Comme beaucoup de lecteurs, je me suis récemment laissé tenter par le dernier livre d’Alexie Morin, publié chez Le Quartanier, Ouvrir son cœur. Du haut de ses 366 pages, ce livre, je l’ai dévoré, un réel festin et, selon moi, il manquait un 100 pages supplémentaires. J’en aurais pris davantage.
Les critiques sont unanimes autour de moi, ce livre est parfait. J’ai proposé à mon amie qui voulait le lire de le lui prêter. Elle m’a répondu qu’elle préférait l’acheter, car elle savait déjà qu’elle le relirait et s’y référerait souvent. Il va sans dire que mes attentes étaient assez hautes avant d’en commencer la lecture et elles ont rapidement été comblées.
Plus que des sujets tabous
Ouvrir son cœur, c’est l’histoire de l’autrice qui, dans un récit fragmenté, raconte divers souvenirs de sa vie, en allant de l’enfance à l’âge adulte, où la honte s’y loge. C’est une prise de parole de l’autrice face à des moments qui l’ont marquée, pas nécessairement de la bonne façon. La vie de la narratrice n’a pas été facile. Une vie imprégnée de silence, de solitude et d’isolement. Elle y aborde plusieurs sujets importants qui marquent une enfant, une adolescente et même une adulte, comme l’intimidation, le rejet, la différence, l’anxiété, la dépression, le TDAH et la solitude.

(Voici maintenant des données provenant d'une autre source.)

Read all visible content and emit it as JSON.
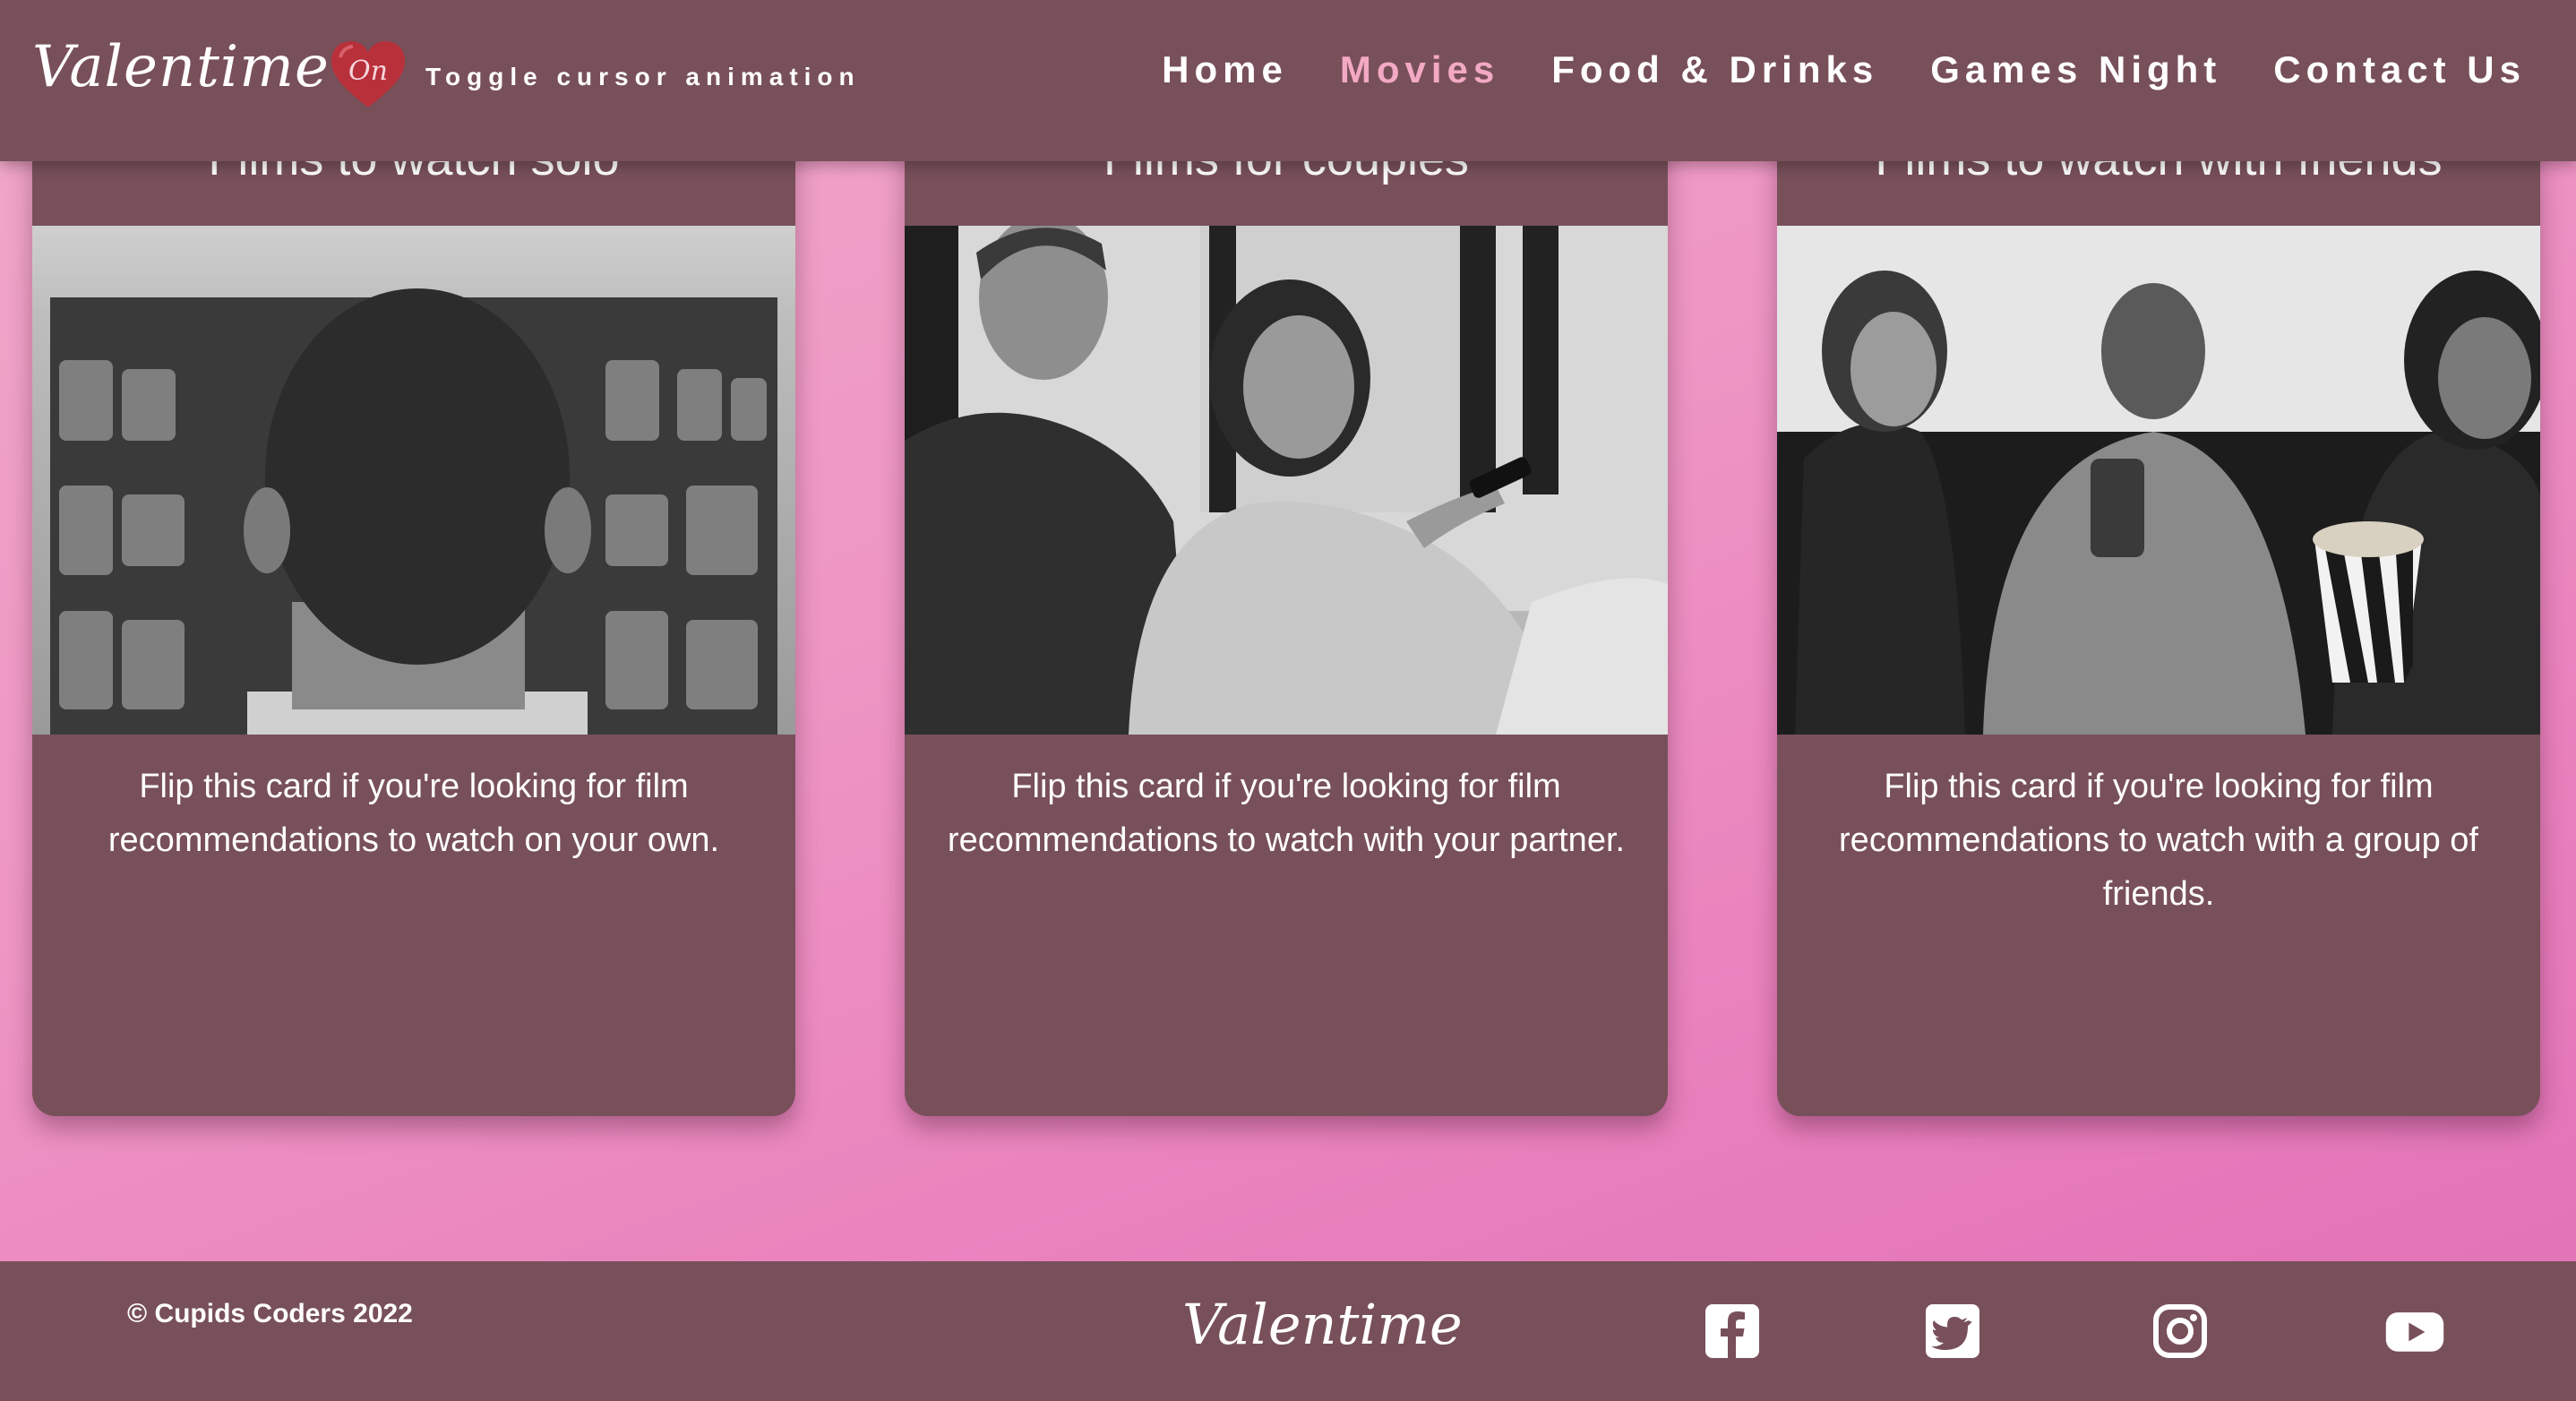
{
  "header": {
    "logo": "Valentime",
    "toggle_state": "On",
    "toggle_label": "Toggle cursor animation",
    "nav": [
      {
        "label": "Home",
        "active": false
      },
      {
        "label": "Movies",
        "active": true
      },
      {
        "label": "Food & Drinks",
        "active": false
      },
      {
        "label": "Games Night",
        "active": false
      },
      {
        "label": "Contact Us",
        "active": false
      }
    ]
  },
  "cards": [
    {
      "title": "Films to watch solo",
      "image_icon": "man-watching-tv-image",
      "text": "Flip this card if you're looking for film recommendations to watch on your own."
    },
    {
      "title": "Films for couples",
      "image_icon": "couple-on-sofa-image",
      "text": "Flip this card if you're looking for film recommendations to watch with your partner."
    },
    {
      "title": "Films to watch with friends",
      "image_icon": "friends-with-popcorn-image",
      "text": "Flip this card if you're looking for film recommendations to watch with a group of friends."
    }
  ],
  "footer": {
    "copyright": "© Cupids Coders 2022",
    "logo": "Valentime",
    "social": [
      "facebook-icon",
      "twitter-icon",
      "instagram-icon",
      "youtube-icon"
    ]
  },
  "colors": {
    "panel": "#78505a",
    "accent_pink": "#f3a9c4",
    "heart": "#b8303a"
  }
}
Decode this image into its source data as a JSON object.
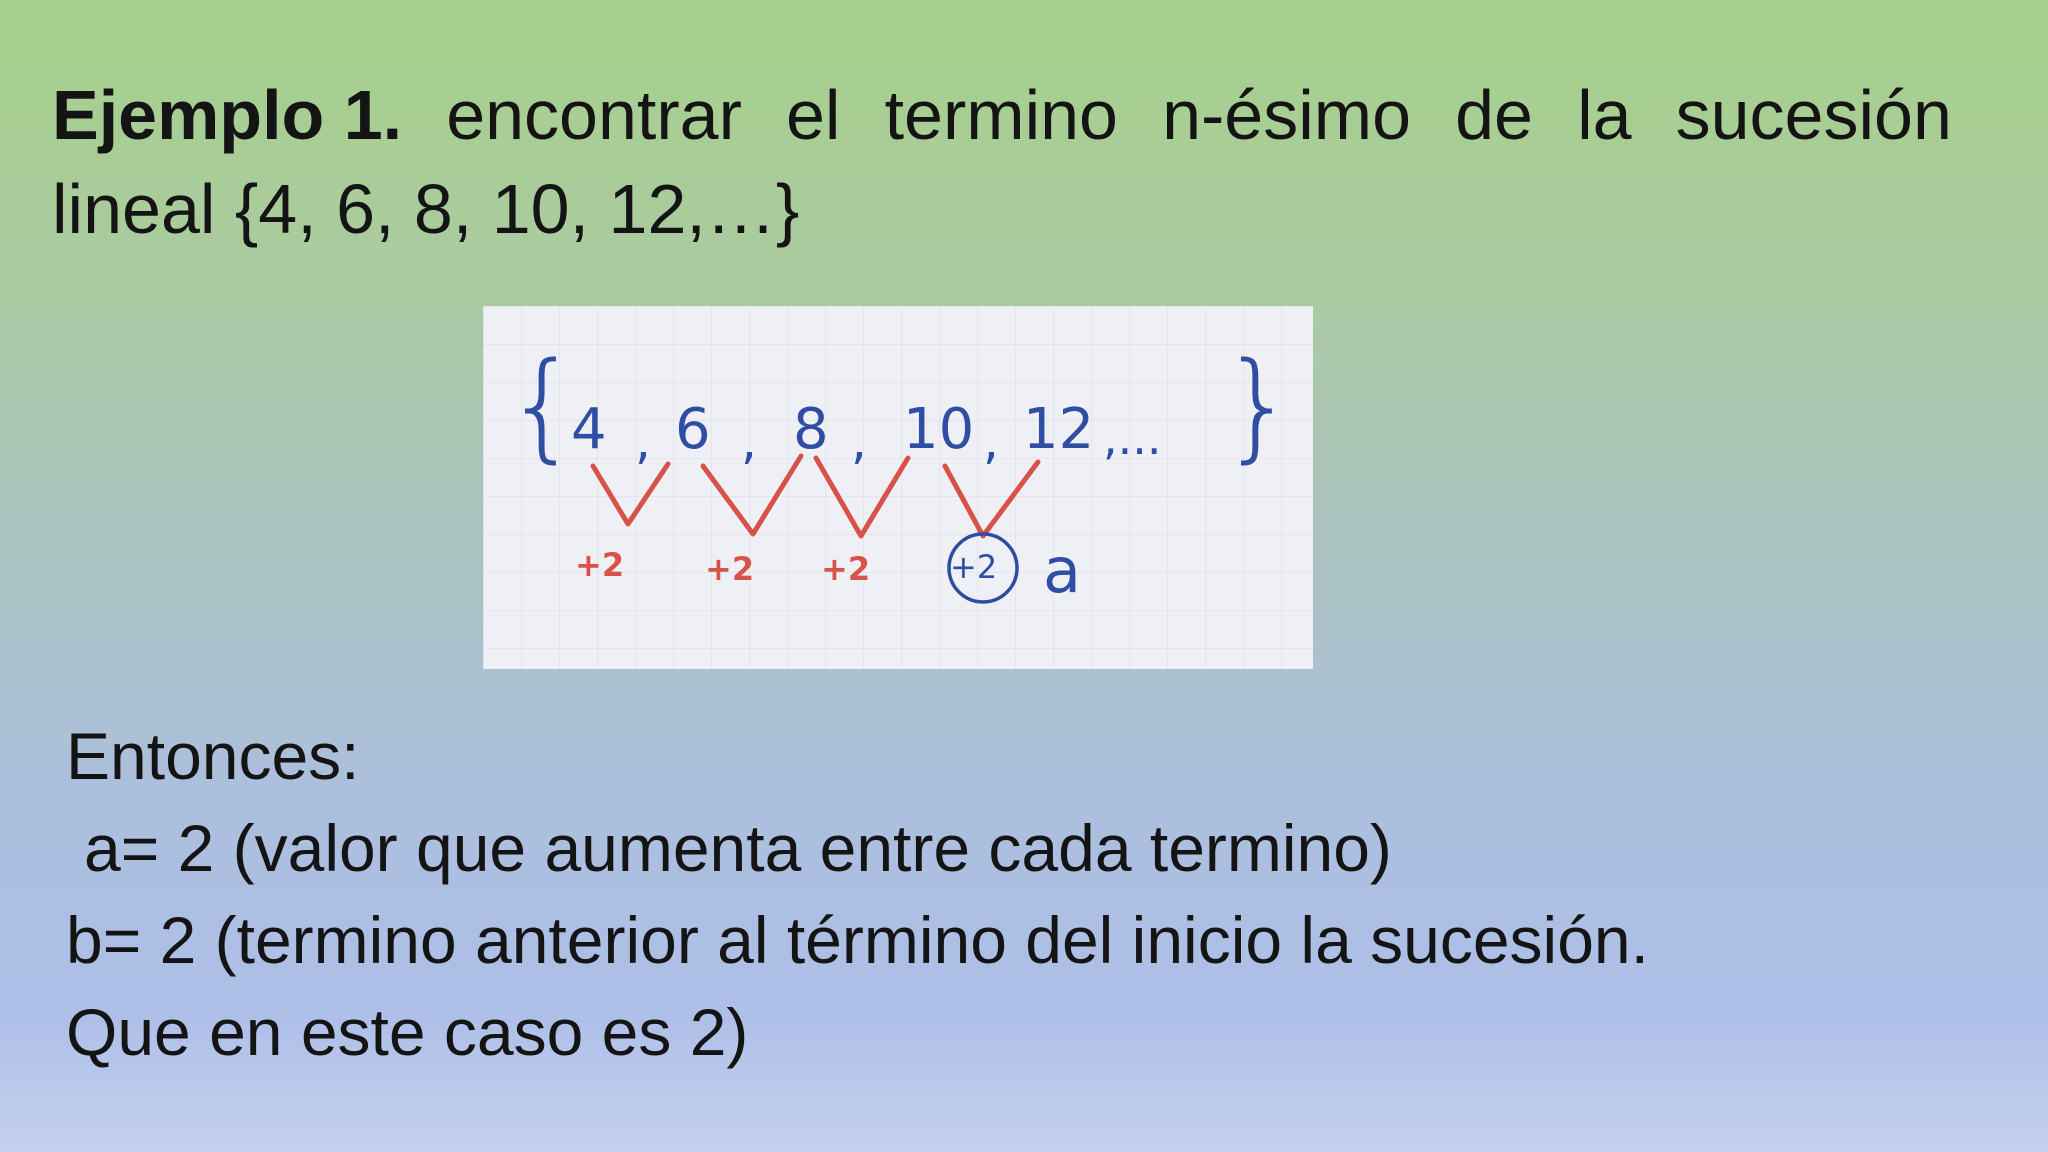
{
  "title": {
    "label": "Ejemplo 1.",
    "words": [
      "encontrar",
      "el",
      "termino",
      "n-ésimo",
      "de",
      "la",
      "sucesión"
    ],
    "line2": "lineal {4, 6, 8, 10, 12,…}"
  },
  "figure": {
    "brace_open": "{",
    "brace_close": "}",
    "terms": [
      "4",
      "6",
      "8",
      "10",
      "12"
    ],
    "comma": ",",
    "ellipsis": ",...",
    "differences": [
      "+2",
      "+2",
      "+2",
      "+2"
    ],
    "variable": "a",
    "colors": {
      "ink_blue": "#2f4da3",
      "ink_red": "#d8524a"
    }
  },
  "body": {
    "lines": [
      "Entonces:",
      "a= 2 (valor que aumenta entre cada termino)",
      "b= 2 (termino anterior al término del inicio la sucesión.",
      "Que en este caso es 2)"
    ]
  }
}
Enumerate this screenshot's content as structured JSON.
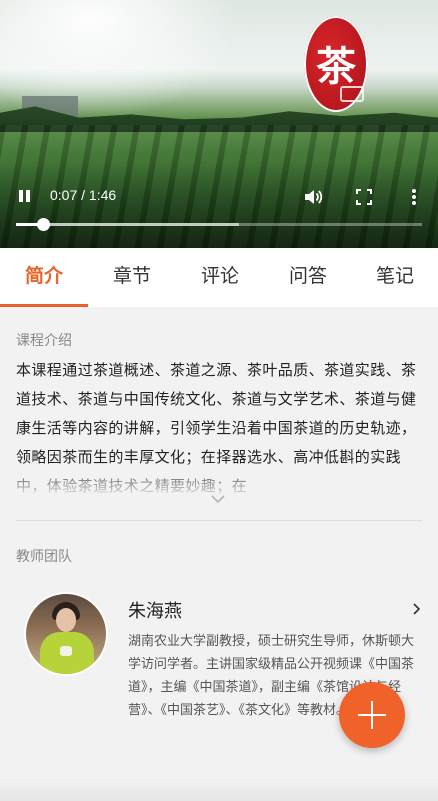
{
  "video": {
    "seal_char": "茶",
    "time_current": "0:07",
    "time_total": "1:46",
    "time_sep": " / ",
    "progress": 0.067,
    "buffered": 0.55
  },
  "tabs": [
    {
      "label": "简介",
      "active": true
    },
    {
      "label": "章节",
      "active": false
    },
    {
      "label": "评论",
      "active": false
    },
    {
      "label": "问答",
      "active": false
    },
    {
      "label": "笔记",
      "active": false
    }
  ],
  "intro": {
    "title": "课程介绍",
    "text": "本课程通过茶道概述、茶道之源、茶叶品质、茶道实践、茶道技术、茶道与中国传统文化、茶道与文学艺术、茶道与健康生活等内容的讲解，引领学生沿着中国茶道的历史轨迹，领略因茶而生的丰厚文化；在择器选水、高冲低斟的实践中，体验茶道技术之精要妙趣；在"
  },
  "team": {
    "title": "教师团队",
    "teacher": {
      "name": "朱海燕",
      "bio": "湖南农业大学副教授，硕士研究生导师，休斯顿大学访问学者。主讲国家级精品公开视频课《中国茶道》，主编《中国茶道》，副主编《茶馆设计与经营》、《中国茶艺》、《茶文化》等教材。"
    }
  },
  "icons": {
    "pause": "pause-icon",
    "volume": "volume-icon",
    "fullscreen": "fullscreen-icon",
    "more": "more-vertical-icon",
    "expand": "chevron-down-icon",
    "teacher_arrow": "chevron-right-icon",
    "fab": "plus-icon"
  },
  "colors": {
    "accent": "#e8642a",
    "fab": "#f0622a",
    "seal": "#c61b22"
  }
}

Il est rafraîchissant de lire une histoire où ces sujets sont abordés naturellement, sans les rendre tabous, sans en faire l’élément principal du livre. Le sujet du texte, c’est la fille et comment il est difficile de grandir, de vivre son quotidien, de faire confiance lorsqu’on ne se sent pas à sa place, peu importe l’endroit où l’on se trouve.
Quand j’étais petite, j’étais une grande braillarde. En tant qu’adulte, j’ai aussi la larme facile. Je pleure dans les mariages, devant les pubs d’assurances et de banques — c’est la musique, la progression d’accords de piano, ils déclenchent un réflexe pavlovien —, je pleure à la fin des spectacles, quand le public applaudit. Je pleure quand je suis contrariée, avant de me mettre en colère. (p. 271)
Une ville sans différence
Ouvrir son cœur, c’est l’histoire d’une fille qui devient femme et qui habite une petite ville lointaine où la différence détonne, où la majorité des gens travaillent à la grande usine de la ville, où les métiers d’art ne sont pas populaires et où détonner n’apporte rien de bon, peu importe l’âge. La narratrice navigue parmi les thématiques mentionnées plus haut, du primaire à l’université, où la différence est toujours marquée, toujours de trop dans le quotidien de la jeune femme.
Plus qu’un livre
J’ai lu dans une critique que la narratrice et sa façon de s’exprimer pousseraient le lecteur à éveiller l’intimidateur en soi. Pour moi, la jeune fille de cette histoire éveille une seconde jeune fille, celle qui aurait été présente, qui aurait accompagné, qui aurait partagé. Le lecteur plonge dans une histoire pas toujours facile à lire, une histoire où il est facile de s’y reconnaître. C’est sans doute l’une des plus belles qualités de ce texte, car comme il est mentionné dans l’un des paragraphes, l’autrice a souvent abandonné l’idée d’écrire ce livre.
Il est compréhensible que cette histoire ait été difficile à écrire, car elle rouvre de vieilles cicatrices. Toutefois, ce livre est thérapeutique pour tous ceux qui ont vécu un semblant de vie comme celui de la fille du récit. Une histoire où, enfin, bien que la solitude soit l’un des thèmes principaux, elle accompagne et détruit toute solitude chez le lecteur. Lire ce livre, c’est être accompagné, être compris. C’est une histoire facile à se réapproprier et concevoir le personnage à notre propre façon.
Avez-vous des livres qui vous accompagnent, qui vous permettent de vous sentir moins seul?